注意这里面有点问题：问题在于：端口扫描没有执行，只是根据Shodan进行端口扫描，根本没有进行nmap扫描，主要是函数没调用，自己可以改下。改下： url_list.extend(shodan_port_check(check_cdn.check_cdn(domain[1])[0],domain[1]))这句即可。

4.3 WAF指纹识别

waf检测不检测都行，可选步骤，检测代码如下，调用wafw00f进行检测，更新下WAF检测到内容和STATUS为检测完成状态。

import json
import sqlite3
import subprocess
from lib import config
from rich.console import Console


console = Console()


# WAF检测函数
def waf_check(domain_list):
    console.print('正在进行WAF检测',style="#ADFF2F")
    console.print('任务数据库连接成功',style="#ADFF2F")
    conn = sqlite3.connect(config.result_sql_path)
    c = conn.cursor()
    for domain in domain_list:
        domain = domain[1]
        cmd = ['python3', config.wafw00f_path, domain]
        rsp = subprocess.Popen(cmd, stdout=subprocess.PIPE, stderr=subprocess.PIPE)
        for i in (rsp.stdout.read().decode("GBK").split('\n')):
            if 'url' in i:
                url = json.loads(i.replace('\'', '\"'))['url']
                waf = json.loads(i.replace('\'', '\"'))['waf'][0]
                c.execute("UPDATE TASK set WAF = '%s' where URL = '%s' "%(waf, url))
                c.execute("UPDATE TASK set STATUS = 'WAF检测完成' where URL = '%s' "%(url,))
                conn.commit()
        while True:
            if rsp.poll() == None:
                pass
            else:
                break
    console.print('WAF检测完成',style="#ADFF2F")
    conn.close()

4.4 漏洞检测

这步骤是关键步骤，通过爬取网页，然后调用xray进行相关漏洞扫描。调用代码：

craw_to_xray.craw_to_xray(sql_connect.read_task_sql())

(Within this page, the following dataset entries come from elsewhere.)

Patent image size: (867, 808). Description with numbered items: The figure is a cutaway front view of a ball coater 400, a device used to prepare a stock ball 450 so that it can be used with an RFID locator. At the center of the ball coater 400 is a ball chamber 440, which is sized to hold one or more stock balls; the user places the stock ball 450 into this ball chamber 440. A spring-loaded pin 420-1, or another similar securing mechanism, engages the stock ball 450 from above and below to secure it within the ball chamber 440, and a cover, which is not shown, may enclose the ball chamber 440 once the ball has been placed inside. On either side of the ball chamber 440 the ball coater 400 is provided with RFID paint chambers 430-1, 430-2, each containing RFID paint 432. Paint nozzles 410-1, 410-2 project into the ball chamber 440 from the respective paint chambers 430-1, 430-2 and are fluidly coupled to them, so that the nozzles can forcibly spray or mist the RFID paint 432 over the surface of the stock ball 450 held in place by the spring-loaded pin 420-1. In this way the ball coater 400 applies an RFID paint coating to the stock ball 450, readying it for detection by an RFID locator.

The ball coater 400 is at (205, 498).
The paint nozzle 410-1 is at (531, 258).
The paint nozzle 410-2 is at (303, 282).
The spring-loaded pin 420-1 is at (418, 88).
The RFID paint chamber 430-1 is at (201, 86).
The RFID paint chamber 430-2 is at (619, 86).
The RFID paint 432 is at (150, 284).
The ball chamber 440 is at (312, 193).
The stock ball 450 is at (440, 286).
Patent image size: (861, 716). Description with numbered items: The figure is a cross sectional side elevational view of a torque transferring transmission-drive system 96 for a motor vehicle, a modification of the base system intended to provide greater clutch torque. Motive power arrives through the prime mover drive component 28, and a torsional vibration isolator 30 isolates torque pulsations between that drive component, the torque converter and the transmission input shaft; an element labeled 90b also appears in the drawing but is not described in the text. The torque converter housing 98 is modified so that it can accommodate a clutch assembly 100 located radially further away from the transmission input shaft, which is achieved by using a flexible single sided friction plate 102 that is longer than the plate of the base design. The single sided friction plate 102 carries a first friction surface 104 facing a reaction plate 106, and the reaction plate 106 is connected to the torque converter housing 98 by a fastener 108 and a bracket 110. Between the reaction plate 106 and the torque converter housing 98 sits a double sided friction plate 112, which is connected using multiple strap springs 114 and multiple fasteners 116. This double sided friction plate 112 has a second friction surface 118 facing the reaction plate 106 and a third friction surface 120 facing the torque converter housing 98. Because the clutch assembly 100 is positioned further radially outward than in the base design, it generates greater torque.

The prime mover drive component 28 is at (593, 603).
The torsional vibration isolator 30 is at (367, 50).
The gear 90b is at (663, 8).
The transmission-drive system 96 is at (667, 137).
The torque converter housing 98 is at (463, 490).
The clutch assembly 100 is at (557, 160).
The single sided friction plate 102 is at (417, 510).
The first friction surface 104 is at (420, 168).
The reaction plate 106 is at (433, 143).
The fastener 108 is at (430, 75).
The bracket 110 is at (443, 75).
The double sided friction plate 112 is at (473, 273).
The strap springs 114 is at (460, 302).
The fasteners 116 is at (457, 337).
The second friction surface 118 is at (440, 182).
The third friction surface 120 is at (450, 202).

爬虫代码也比较简单,主要是利用crawlergo进行网页的爬取。

crawlergo是一个使用chrome headless模式进行URL收集的浏览器爬虫。它对整个网页的关键位置与DOM渲染阶段进行HOOK，自动进行表单填充并提交，配合智能的JS事件触发，尽可能的收集网站暴露出的入口。内置URL去重模块，过滤掉了大量伪静态URL，对于大型网站仍保持较快的解析与抓取速度，最后得到高质量的请求结果集合。

import sqlite3
import subprocess
from lib import config
from rich.console import Console

console = Console()


# 爬虫爬取并且发送到XRAY
def craw_to_xray(domain_list):
    console.print('正在进行爬虫探测+漏洞检测',style="#ADFF2F")
    console.print('任务数据库连接成功',style="#ADFF2F")
    conn = sqlite3.connect(config.result_sql_path)
    c = conn.cursor()
    for domain in domain_list:
        domain = domain[1]
        # cmd = [config.crawlergo_path, "-c", config.chrome_path,"-t",config.max_tab_count, "-f", "smart", "--fuzz-path", "--push-to-proxy",config.push_to_proxy,  "--push-pool-max", config.max_send_count, domain]
        cmd = config.crawlergo_path + " -c " + config.chrome_path + " -t " + config.max_tab_count + " -f " + " smart " + " --fuzz-path " + " --push-to-proxy " + config.push_to_proxy + " --push-pool-max " + config.max_send_count + " " + domain 
        # rsp = subprocess.Popen(cmd, stdout=subprocess.PIPE, stderr=subprocess.PIPE, shell=True)
        console.print('即将开启爬虫模块，可通过[bold cyan]tail -f logs/xray.log[/bold cyan]查看进度信息',style="#ADFF2F")
        rsp = subprocess.Popen(cmd, shell=True)
        while True:
            if rsp.poll() == None:
                pass
            else:
                break

采集完成后，通过--push-to-proxy推送给xray 开启的代理：# Xray被动代理地址 push_to_proxy = "http://127.0.0.1:7777"

这是start.sh 里面开启的：

nohup ./tools/xray/xray_linux_amd64 webscan --listen 127.0.0.1:7777 --webhook-output http://127.0.0.1:2333/webhook > logs/xray.log 2>&1 &

注意下webhook，这是xray的扫描结果推送给这个连接：http://127.0.0.1:2333/webhook 这个代码处理在server.py中如下：

@app.route('/webhook', methods=['POST'])
def xray_webhook():
    vuln = request.json
    # 因为还会收到 https://chaitin.github.io/xray/#/api/statistic 的数据
    if "vuln_class" not in vuln:
        return "ok"
    content = """```xray 发现了新漏洞```
### url: {url}
### 插件: {plugin}
### 漏洞类型: {vuln_class}
### 发现时间: {create_time}
```请及时查看和处理```
""".format(url=vuln["target"]["url"], plugin=vuln["plugin"],
           vuln_class=vuln["vuln_class"] or "Default",
           create_time=str(datetime.datetime.fromtimestamp(vuln["create_time"] / 1000)))
    try:
        push_ftqq(content)
        sql_connect.insert_vuln_sql(vuln)
    except Exception as e:
        logging.exception(e)
    return 'ok'

做了两件事情：1. 将漏洞推送给微信通知；2. 将漏洞信息保存到漏洞库做备份。